Comissão Exploradora do Planalto Central do Brasil
A Comissão Exploradora do Planalto Central do Brasil, chefiada pelo astrônomo Luiz Cruls, conhecida também como Comissão Cruls, esteve aqui em Pirenópolis nos anos de 1892 a 1894 para a demarcação dos limites do Distrito Federal e a determinação do local para a construção de Brasília.
O Movimento Mudancista
A quem é devida a mudança?
A Comissão Exploradora do Planalto Central do Brasil, chefiada pelo astrônomo Luiz Cruls, conhecida também como Comissão Cruls, esteve aqui em Pirenópolis nos anos de 1892 a 1894 para a demarcação dos limites do Distrito Federal e a determinação do local para a construção de Brasília.
Porém, antes de começarmos a contar a história desta famosa comissão, devemos voltar um pouco no tempo para entendermos o que foi que a motivou e quais eram seus reais objetivos.
Tiradentes e os inconfidentes
As primeiras idéias da mudança da capital do Brasil para o interior surgiram entre os inconfidentes mineiros durante o século XVIII. Tiradentes estava entre os maiores promotores desta ação. Influenciados pelos movimentos intelectuais da Europa, que deflagraram a Revolução Francesa e Americana, imbuídas de grande espírito nacionalista, os inconfidentes divulgaram a idéia da mudança da capital do Brasil para São João Del Rey, em Minas Gerais.
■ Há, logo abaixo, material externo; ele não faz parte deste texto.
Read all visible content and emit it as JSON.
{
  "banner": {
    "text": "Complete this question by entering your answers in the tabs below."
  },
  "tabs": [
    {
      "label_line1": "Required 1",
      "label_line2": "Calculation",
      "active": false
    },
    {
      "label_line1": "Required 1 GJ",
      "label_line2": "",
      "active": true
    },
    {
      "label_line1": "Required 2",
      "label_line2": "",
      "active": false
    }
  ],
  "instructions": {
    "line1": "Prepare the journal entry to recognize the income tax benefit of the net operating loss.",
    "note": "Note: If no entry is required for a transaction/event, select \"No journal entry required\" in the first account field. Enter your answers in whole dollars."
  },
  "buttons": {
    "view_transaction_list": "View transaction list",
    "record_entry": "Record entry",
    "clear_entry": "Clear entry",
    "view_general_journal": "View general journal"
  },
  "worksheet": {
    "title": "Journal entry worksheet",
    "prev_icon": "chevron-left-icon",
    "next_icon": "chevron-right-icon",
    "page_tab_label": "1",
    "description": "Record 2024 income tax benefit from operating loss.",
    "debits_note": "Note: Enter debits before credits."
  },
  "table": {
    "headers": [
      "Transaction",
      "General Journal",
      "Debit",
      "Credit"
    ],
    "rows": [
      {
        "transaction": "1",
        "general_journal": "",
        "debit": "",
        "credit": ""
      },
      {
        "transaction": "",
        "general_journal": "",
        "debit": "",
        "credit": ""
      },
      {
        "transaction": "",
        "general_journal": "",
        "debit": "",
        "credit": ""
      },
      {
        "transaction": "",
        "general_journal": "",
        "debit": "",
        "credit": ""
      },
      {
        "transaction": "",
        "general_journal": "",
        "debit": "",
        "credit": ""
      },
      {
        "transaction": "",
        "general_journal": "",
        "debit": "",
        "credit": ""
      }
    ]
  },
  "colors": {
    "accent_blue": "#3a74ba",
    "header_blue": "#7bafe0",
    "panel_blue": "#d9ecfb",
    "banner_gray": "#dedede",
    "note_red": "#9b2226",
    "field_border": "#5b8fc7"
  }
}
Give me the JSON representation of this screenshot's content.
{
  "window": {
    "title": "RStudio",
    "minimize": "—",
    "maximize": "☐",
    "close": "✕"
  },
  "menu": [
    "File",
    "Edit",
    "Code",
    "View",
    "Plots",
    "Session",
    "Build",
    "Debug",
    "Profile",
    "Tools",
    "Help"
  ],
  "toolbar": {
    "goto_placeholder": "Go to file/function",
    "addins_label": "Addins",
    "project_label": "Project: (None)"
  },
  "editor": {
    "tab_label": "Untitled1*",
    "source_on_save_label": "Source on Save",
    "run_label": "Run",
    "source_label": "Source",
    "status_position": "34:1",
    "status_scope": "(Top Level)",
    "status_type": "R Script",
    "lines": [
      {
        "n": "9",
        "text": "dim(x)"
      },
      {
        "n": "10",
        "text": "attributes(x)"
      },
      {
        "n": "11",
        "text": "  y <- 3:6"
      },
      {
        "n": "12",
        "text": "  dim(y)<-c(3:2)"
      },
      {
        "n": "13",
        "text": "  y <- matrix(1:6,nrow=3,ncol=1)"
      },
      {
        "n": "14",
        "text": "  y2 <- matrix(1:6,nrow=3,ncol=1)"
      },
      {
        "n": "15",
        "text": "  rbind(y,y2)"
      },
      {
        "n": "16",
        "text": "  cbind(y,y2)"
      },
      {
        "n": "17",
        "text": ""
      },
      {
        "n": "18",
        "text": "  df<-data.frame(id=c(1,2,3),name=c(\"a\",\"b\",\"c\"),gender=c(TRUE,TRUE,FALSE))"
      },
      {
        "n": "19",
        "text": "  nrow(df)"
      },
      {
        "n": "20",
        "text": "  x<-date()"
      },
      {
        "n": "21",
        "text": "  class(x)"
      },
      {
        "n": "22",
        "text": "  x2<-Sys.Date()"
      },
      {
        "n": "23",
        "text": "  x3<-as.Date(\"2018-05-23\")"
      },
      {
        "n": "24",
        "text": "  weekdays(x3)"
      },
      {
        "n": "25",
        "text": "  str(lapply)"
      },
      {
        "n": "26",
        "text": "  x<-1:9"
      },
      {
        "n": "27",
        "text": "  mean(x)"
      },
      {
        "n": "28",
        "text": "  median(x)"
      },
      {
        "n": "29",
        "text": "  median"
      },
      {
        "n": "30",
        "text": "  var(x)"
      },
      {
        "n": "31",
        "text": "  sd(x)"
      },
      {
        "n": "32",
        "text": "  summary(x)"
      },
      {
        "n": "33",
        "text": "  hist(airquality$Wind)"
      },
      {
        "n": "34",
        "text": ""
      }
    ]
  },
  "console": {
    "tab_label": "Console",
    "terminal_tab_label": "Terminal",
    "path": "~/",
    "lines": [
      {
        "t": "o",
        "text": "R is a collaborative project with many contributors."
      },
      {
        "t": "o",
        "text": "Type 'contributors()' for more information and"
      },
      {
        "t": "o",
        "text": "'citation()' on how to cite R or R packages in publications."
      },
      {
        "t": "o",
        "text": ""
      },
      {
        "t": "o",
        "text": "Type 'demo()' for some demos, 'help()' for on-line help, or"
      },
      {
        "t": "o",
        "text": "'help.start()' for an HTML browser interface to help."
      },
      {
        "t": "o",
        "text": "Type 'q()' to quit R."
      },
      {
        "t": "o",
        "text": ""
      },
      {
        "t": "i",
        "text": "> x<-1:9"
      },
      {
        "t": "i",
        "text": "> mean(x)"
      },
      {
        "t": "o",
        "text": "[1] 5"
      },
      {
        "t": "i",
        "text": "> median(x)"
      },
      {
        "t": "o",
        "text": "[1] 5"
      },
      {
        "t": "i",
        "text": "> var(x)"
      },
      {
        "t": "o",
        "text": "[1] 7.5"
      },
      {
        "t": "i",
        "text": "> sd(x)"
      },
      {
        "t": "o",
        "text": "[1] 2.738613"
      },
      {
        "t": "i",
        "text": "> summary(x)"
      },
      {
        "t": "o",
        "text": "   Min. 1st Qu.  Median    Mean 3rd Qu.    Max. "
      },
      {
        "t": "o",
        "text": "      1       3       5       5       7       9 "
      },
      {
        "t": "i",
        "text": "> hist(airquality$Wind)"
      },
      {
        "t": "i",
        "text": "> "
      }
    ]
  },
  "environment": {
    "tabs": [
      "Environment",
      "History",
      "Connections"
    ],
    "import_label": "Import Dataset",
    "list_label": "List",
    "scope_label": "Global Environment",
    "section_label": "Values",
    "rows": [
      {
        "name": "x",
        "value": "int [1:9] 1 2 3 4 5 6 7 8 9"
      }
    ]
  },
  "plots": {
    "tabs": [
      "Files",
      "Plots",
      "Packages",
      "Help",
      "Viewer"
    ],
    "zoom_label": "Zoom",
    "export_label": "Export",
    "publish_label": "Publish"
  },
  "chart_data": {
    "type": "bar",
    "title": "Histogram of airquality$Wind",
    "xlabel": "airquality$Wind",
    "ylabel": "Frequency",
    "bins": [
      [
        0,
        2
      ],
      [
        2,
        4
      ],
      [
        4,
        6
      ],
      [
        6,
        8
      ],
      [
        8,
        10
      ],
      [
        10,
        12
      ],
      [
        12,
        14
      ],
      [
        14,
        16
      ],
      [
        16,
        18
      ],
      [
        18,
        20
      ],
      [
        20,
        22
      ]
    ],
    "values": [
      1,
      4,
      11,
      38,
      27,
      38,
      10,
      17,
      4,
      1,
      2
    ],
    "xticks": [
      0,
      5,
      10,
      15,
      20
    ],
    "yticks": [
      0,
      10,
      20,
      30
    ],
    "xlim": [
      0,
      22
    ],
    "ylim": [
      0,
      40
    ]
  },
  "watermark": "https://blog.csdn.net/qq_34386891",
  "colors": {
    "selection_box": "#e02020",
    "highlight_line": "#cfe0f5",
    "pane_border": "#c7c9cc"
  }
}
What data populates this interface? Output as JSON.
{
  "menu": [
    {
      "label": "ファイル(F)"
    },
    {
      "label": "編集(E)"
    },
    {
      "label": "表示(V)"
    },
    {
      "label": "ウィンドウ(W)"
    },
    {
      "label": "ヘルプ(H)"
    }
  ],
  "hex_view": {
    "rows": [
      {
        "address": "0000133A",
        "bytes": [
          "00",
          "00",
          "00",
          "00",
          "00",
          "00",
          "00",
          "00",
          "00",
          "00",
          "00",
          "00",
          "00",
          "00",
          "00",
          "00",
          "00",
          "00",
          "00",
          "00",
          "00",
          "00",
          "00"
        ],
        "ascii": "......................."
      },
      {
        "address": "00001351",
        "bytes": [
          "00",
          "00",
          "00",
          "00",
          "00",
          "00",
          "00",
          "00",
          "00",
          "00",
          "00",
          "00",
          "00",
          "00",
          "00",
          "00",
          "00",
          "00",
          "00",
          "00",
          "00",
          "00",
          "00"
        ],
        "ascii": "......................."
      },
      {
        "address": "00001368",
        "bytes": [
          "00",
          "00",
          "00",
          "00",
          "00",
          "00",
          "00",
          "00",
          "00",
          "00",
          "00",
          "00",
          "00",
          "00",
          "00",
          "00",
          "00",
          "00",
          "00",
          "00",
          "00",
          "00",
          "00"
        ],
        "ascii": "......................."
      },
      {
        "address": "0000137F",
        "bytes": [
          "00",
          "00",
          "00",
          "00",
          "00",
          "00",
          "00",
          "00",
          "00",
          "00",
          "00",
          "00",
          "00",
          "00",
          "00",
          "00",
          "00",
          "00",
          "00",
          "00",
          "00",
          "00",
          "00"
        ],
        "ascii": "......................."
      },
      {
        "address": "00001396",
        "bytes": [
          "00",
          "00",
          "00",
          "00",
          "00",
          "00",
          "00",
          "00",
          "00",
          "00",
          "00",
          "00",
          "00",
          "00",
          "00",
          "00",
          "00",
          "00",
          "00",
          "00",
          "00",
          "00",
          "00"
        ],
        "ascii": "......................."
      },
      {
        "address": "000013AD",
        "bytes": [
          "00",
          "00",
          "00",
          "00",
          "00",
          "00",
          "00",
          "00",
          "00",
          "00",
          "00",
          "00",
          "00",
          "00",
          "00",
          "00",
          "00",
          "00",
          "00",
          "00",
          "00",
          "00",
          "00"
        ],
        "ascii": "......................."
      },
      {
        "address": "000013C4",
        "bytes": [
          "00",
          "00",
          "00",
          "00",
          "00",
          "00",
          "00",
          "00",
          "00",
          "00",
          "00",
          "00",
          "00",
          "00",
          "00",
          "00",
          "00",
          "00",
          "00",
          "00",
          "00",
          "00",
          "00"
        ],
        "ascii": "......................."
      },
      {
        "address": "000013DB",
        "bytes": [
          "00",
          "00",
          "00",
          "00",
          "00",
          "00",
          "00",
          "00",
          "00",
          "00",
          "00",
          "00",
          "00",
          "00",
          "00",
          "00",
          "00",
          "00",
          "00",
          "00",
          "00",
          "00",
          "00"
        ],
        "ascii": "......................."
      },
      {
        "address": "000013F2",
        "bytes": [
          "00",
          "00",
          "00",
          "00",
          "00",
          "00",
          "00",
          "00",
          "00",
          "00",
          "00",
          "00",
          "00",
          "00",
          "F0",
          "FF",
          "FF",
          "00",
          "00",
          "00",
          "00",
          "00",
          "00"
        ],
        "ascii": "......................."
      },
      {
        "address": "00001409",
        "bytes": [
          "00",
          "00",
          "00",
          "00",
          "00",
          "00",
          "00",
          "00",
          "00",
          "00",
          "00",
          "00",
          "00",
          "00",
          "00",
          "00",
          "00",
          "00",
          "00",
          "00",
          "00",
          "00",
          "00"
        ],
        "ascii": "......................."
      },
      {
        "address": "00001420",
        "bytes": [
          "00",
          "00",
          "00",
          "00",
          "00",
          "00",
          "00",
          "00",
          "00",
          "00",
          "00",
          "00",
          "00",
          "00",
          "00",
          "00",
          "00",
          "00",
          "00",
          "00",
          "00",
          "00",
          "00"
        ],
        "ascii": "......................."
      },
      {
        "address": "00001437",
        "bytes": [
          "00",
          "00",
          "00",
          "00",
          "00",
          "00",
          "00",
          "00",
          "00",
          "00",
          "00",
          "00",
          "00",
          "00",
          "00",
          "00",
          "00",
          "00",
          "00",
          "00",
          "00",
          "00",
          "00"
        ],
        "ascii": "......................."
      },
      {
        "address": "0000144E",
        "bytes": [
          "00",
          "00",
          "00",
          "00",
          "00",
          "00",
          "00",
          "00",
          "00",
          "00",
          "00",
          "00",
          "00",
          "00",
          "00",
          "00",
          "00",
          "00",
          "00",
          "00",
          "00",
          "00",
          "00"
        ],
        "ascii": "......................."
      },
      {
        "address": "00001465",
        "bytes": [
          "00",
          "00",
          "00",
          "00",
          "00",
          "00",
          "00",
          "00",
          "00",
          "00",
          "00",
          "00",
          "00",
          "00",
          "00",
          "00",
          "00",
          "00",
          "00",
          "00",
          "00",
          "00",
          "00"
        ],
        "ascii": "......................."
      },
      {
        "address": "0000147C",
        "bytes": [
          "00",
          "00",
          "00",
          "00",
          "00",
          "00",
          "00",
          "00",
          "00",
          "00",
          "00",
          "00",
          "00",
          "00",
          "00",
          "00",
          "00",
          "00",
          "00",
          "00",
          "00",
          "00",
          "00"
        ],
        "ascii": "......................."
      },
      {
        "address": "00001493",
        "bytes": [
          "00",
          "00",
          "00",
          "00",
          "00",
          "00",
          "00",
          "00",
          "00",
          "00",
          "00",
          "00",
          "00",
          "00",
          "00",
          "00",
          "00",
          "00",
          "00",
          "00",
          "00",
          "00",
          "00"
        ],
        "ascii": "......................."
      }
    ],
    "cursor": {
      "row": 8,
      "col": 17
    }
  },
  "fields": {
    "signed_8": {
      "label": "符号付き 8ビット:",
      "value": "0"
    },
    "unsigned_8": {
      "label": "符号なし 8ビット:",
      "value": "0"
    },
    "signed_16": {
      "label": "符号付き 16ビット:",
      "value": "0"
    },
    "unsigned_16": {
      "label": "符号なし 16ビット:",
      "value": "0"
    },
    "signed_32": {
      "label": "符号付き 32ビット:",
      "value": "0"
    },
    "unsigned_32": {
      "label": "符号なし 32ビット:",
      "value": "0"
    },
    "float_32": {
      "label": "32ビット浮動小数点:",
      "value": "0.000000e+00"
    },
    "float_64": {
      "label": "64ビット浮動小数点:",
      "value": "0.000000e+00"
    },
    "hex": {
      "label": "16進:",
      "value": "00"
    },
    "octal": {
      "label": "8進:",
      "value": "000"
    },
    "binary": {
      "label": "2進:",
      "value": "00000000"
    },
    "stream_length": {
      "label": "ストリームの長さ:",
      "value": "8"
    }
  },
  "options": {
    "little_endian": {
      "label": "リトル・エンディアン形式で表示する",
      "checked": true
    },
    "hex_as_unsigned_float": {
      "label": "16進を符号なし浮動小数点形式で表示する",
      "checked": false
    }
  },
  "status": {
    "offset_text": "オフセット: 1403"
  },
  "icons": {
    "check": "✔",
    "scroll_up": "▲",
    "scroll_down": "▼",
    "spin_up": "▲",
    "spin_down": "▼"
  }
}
Os principais argumentos da proposta eram que a capital do país estando no interior seria fácil assegurá-la de ataques vindo do mar, reforçado com a ameaça do império napoleônico, e a integração do território nacional.
O local e o nome: Brasília
A discussão não morreu por aí. O cartógrafo italiano Francesco Tosi Colombina elaborou em 1749 a Carta de Goiás e Capitanias Próximas, quando sugeriu que a nova capital devesse se localizar na região do planalto Central Brasileiro. José Bonifácio, no entanto, em 1823, sugeriu o nome Brasília mas indicou a cidade de Paracatu, em Minas, para a localização da futura capital. Ainda em 1852, o Senador Holanda Cavalcanti, Visconde de Albuquerque, apresenta
um projeto de lei que autoriza o levantamento de um terreno, nas latitudes entre 10 e 15
graus, para servir de território destinado à localização da futura Capital do Brasil entre
os rios São Francisco, Maranhão e Tocantins. Em 1853, "o senador João Lustosa da Cunha Paranaguá, o segundo
Marquês de Paranaguá, apresenta um projeto legislativo transferindo a capital do Rio de
Janeiro para Monte Alto, no interior da Bahia".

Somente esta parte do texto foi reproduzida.